I highly recommend Michael Horton’s new book, The Gospel-Driven Life, which is his sequel to last year’s Christless Christianity. That book analyzed the problem with our evangelical churches and this one presents his solution. Horton’s main point in both books is that the gospel is something that God does to and for us rather than a to-do list which we accomplish. He reminds us that we must be Augustinian in our theology rather than succumb to the Pelagianism of therapeutic, self-help moralism.
The latter appears in our preaching, when we focus on what we must do rather than what God has already done; in our testimonies, when we recount the details of our past month rather than the redemptive events of Jesus’ life, death, and resurrection; and in our observance of baptism and the Lord’s Supper, when these become merely our witness to our faith rather than signs from God that seal and nourish our faith. Horton reminds us that the gospel is good news, not a good job. It is something that we receive, not achieve.
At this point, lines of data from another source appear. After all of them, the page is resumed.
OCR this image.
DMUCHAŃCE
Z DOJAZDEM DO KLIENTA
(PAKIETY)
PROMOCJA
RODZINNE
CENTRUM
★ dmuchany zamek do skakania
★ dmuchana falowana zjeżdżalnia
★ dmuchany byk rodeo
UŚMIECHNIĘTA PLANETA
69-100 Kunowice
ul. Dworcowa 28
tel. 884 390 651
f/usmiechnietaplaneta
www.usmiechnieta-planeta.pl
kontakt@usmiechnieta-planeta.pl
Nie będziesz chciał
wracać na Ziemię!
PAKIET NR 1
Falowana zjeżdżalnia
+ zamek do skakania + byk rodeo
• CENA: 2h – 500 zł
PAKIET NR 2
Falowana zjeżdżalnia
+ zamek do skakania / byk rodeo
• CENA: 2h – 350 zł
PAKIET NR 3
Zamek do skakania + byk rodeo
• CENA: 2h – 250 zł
Along the way, and on a slightly different subject, Horton drops this quote from Chesterton’s Orthodoxy, which is as applicable to some postmoderns as it was to his original modern target (p. 33, 34):
“But what we suffer from to-day is humility in the wrong place. Modesty has moved from the organ of ambition. Modesty has settled on the organ of conviction, where it was never meant to be. A man was meant to be doubtful about himself, but undoubting about the truth; this has been exactly reversed. Nowadays the part of a man that a man does assert is exactly the part he ought not to assert—himself.”
“We are on the road to producing a race of men too mentally modest to believe in the multiplication table…. Scoffers of old time were too proud to be convinced; but these are too humble to be convinced.”
What a classic zinger: “Too mentally modest to believe in the multiplication table!” I think I’ve met some of these people. And now I know why our conversations never really add up!